At least Obama, being a second-term president, won't suffer the electoral consequences of being schooled by his rival, unlike Jimmy Carter who in 1980 was turfed out of the White House for having "lost" Afghanistan to the Soviet Union, among other failings.
In 1979 the Soviet Union intervened militarily in Afghanistan at the invitation of a client Government that was in danger of being toppled by an armed insurgency.
As the West has spent the last decade finding out, "stabilising" Afghanistan is easier said than done. In the face of dogged resistance, the Soviets embarked on a scorched earth strategy, bombing villages to rubble to deny the mujahideen rebels cover, destroying irrigation systems to starve the hostile countryside into submission and laying up to 15 million landmines, presumably on the theory that if you blew children's legs off they couldn't become effective guerrilla fighters.
Not surprisingly, these tactics created an enormous refugee problem: one-third of the pre-war population fled to Iran or Pakistan while two million were displaced internally. In the 1980s, half the refugees in the world were Afghans.
After the better part of a decade and having killed between 850,000 and 1.5 million civilians, the old men in the Kremlin concluded their great geopolitical manoeuvre wasn't such a masterstroke after all. Afghanistan was a quagmire, a bear trap, the Soviet Union's Vietnam.
The war had made the USSR an object of loathing and contempt; it had radicalised a generation of Muslims resulting in thousands of battle-hardened militants fanning out across the globe taking their jihad to the Soviet vassal state of Chechnya, among other places; it was fostering domestic resentment and bleeding the Soviet Union dry.
So the Russian bear slunk out of Afghanistan, leaving it to the tender mercies of the Taliban.

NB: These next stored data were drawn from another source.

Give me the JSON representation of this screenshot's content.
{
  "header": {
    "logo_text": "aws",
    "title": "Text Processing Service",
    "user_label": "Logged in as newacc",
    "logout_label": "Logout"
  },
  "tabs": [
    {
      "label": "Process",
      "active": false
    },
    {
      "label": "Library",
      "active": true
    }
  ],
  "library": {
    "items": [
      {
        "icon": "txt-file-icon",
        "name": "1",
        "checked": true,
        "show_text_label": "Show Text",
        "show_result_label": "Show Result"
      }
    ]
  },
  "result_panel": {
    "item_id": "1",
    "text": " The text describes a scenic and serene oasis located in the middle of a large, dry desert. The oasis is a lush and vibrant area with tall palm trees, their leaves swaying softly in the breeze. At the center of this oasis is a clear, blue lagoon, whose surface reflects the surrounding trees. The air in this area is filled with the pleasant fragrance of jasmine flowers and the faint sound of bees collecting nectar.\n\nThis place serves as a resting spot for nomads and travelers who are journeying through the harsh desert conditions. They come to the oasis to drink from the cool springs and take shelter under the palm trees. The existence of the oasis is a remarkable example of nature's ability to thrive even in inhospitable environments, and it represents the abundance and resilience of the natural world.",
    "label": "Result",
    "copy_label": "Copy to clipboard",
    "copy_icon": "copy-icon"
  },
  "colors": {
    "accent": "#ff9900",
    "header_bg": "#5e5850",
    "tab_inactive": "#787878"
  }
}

Many of the foreign policy gurus who'd scorned Carter for having "lost" Afghanistan now agreed that the invasion was a colossal strategic blunder and a significant cause of the decline and fall of the Soviet empire.
Western Putin worship is a curious phenomenon.
If a Western leader strutted around with his shirt off striking action-man poses, he would be - rightly - derided and suspected of having a Mussolini complex.
But when the Russian leader, a former secret policeman turned oligarch, does it, it's seen as reinforcing an image of strength and decisiveness. He's portrayed as a "strong man", a mealy-mouthed euphemism for an authoritarian.
Even as Putin turns the state-run media into a propaganda machine that despots the world over must envy, and bullies independent media into submission - journalism is a very high-risk occupation in contemporary Russia - pundits in the West continue to trot out the weasel words of power worship: ruthless, calculating, comfortable with the exercise of power, a master of realpolitik restoring Russia's standing in the world.
(These terms aren't used critically: they are expressions of sneaking admiration.)
What is Putin's contribution to the world?
By fabulously enriching several cronies he's been a boon to the super-yacht industry. He fomented a civil war in Ukraine which is turning the country into a wasteland.
He pretty much strangled Russian democracy at birth, gave a safe haven to whistle-blower/traitor Edward Snowden, and intervened in Syria to prop up a genocidal tyrant who would rather destroy his country than give up power.
What statesman wouldn't want that lot on his CV? Let Putin "have" Syria.
Eventually it will dawn on him that he's paid a heavy price for the pleasure of thumbing his nose at the world's only superpower and embellishing his personality cult.
And pity the people of Russia: after enduring seven dark decades of totalitarianism, they have been dragged back into a shadow land of gangsterism and repression.